Much of the blame for the stock market drop in 1987 lies at the door of automated trading programs. At the time, they were en vogue on Wall Street amongst fund management companies. As the markets started to fall, the automated sell orders started to kick in simultaneously. The effect was to take the market – Wall Street suffered the most – into a nosedive that was only stopped when the market was closed.
Steps were taken to remove some of the automated nature of these orders to – hopefully – prevent such an event happening a second time. A couple of generations of traders later, and it appears that the technology is making a big comeback.
One question ought to be answered though…
Since when has the market not been under the influence of major players and speculators? Ever?
This is an important question, the super-rich seem to control such a large portion of the world’s assets (often highly leveraged via the use of borrowing and hedge funds) that they must account for a substantial portion of global investment.

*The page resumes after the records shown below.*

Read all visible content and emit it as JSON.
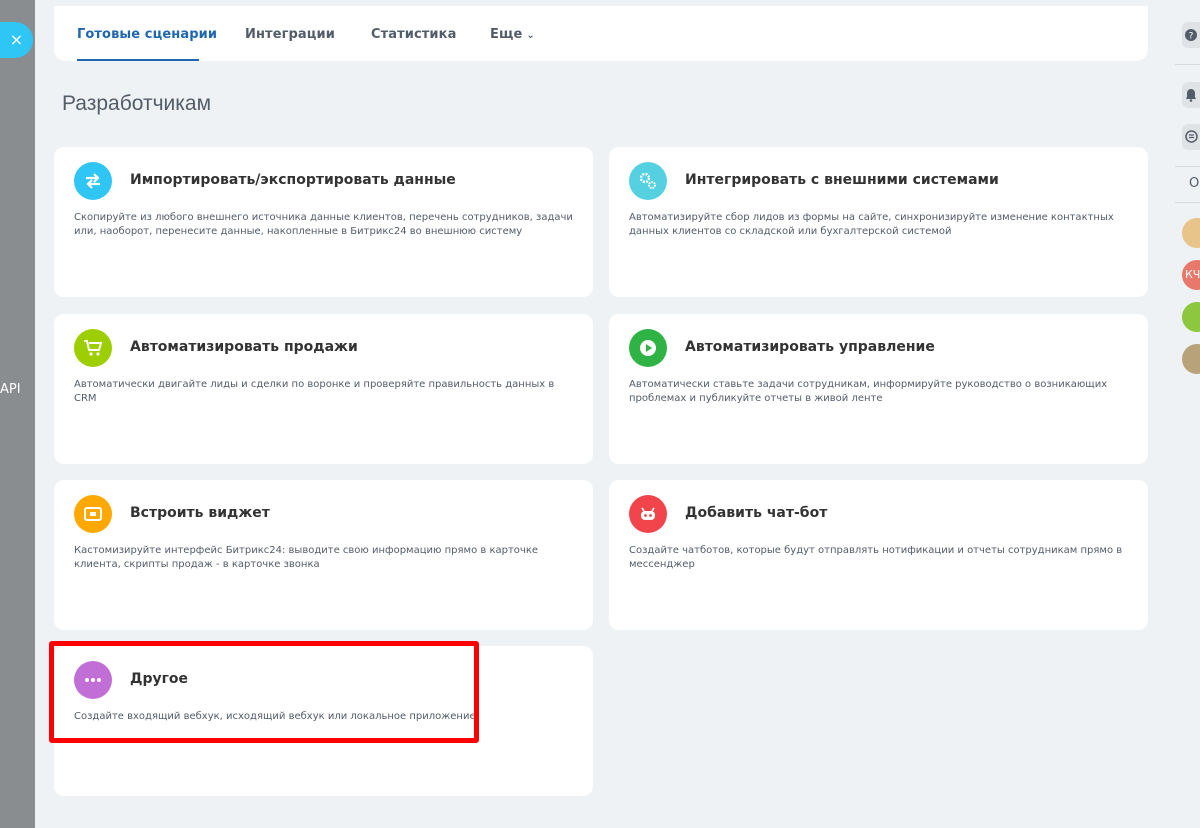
{
  "left_panel": {
    "close_label": "×",
    "api_label": "API"
  },
  "tabs": [
    {
      "label": "Готовые сценарии"
    },
    {
      "label": "Интеграции"
    },
    {
      "label": "Статистика"
    },
    {
      "label": "Еще"
    }
  ],
  "tab_more_chevron": "⌄",
  "page_title": "Разработчикам",
  "cards": [
    {
      "title": "Импортировать/экспортировать данные",
      "desc": "Скопируйте из любого внешнего источника данные клиентов, перечень сотрудников, задачи или, наоборот, перенесите данные, накопленные в Битрикс24 во внешнюю систему",
      "icon": "arrows-swap-icon",
      "color": "#2fc6f6"
    },
    {
      "title": "Интегрировать с внешними системами",
      "desc": "Автоматизируйте сбор лидов из формы на сайте, синхронизируйте изменение контактных данных клиентов со складской или бухгалтерской системой",
      "icon": "gears-icon",
      "color": "#55d0e0"
    },
    {
      "title": "Автоматизировать продажи",
      "desc": "Автоматически двигайте лиды и сделки по воронке и проверяйте правильность данных в CRM",
      "icon": "cart-icon",
      "color": "#9dcf00"
    },
    {
      "title": "Автоматизировать управление",
      "desc": "Автоматически ставьте задачи сотрудникам, информируйте руководство о возникающих проблемах и публикуйте отчеты в живой ленте",
      "icon": "play-icon",
      "color": "#2fb344"
    },
    {
      "title": "Встроить виджет",
      "desc": "Кастомизируйте интерфейс Битрикс24: выводите свою информацию прямо в карточке клиента, скрипты продаж - в карточке звонка",
      "icon": "widget-icon",
      "color": "#ffa900"
    },
    {
      "title": "Добавить чат-бот",
      "desc": "Создайте чатботов, которые будут отправлять нотификации и отчеты сотрудникам прямо в мессенджер",
      "icon": "robot-icon",
      "color": "#f2454b"
    },
    {
      "title": "Другое",
      "desc": "Создайте входящий вебхук, исходящий вебхук или локальное приложение",
      "icon": "dots-icon",
      "color": "#c16ed6"
    }
  ],
  "right_rail": {
    "search_letter": "О",
    "avatar_initials": "КЧ"
  },
  "colors": {
    "accent": "#2067b0",
    "highlight": "#ff0000"
  }
}
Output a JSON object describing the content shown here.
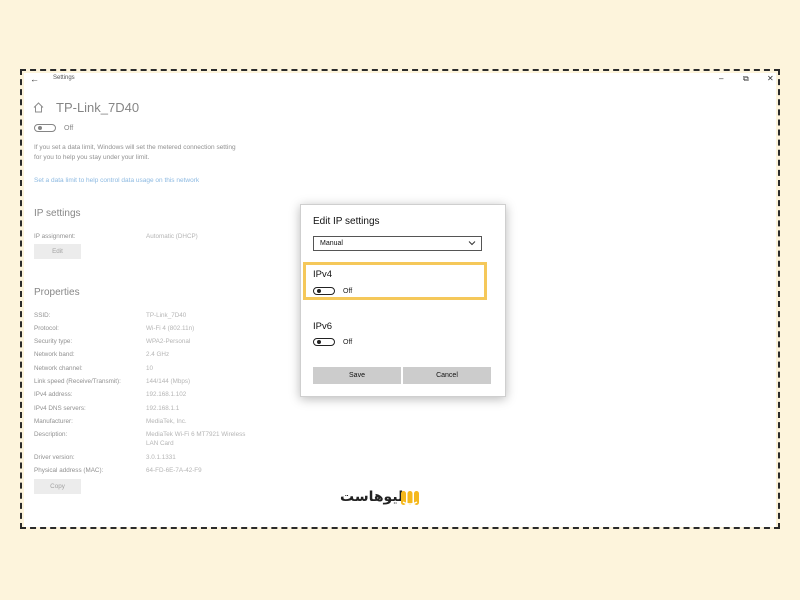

As can be witnessed by following the news related to the English Premier League (football / soccer), a location awash with billionaires, they suffer financial problems as well. Theirs are simply on a much larger scale than the rest of us.
You know the thing, you borrow a lot of money, lend it out globally, become a banking titan and then the credit markets change and you bankrupt Iceland. It is all just a simple misunderstanding, an accident if you will. We have all had similar problems, don’t tell me you haven’t 😉
So which is better, trading by algorithm or oligarchs and billionaires? Talk about a rock and a hard place!
What must have become evident over the last 18 months is that the operation and regulation of trading and financial markets is too important to not take very seriously.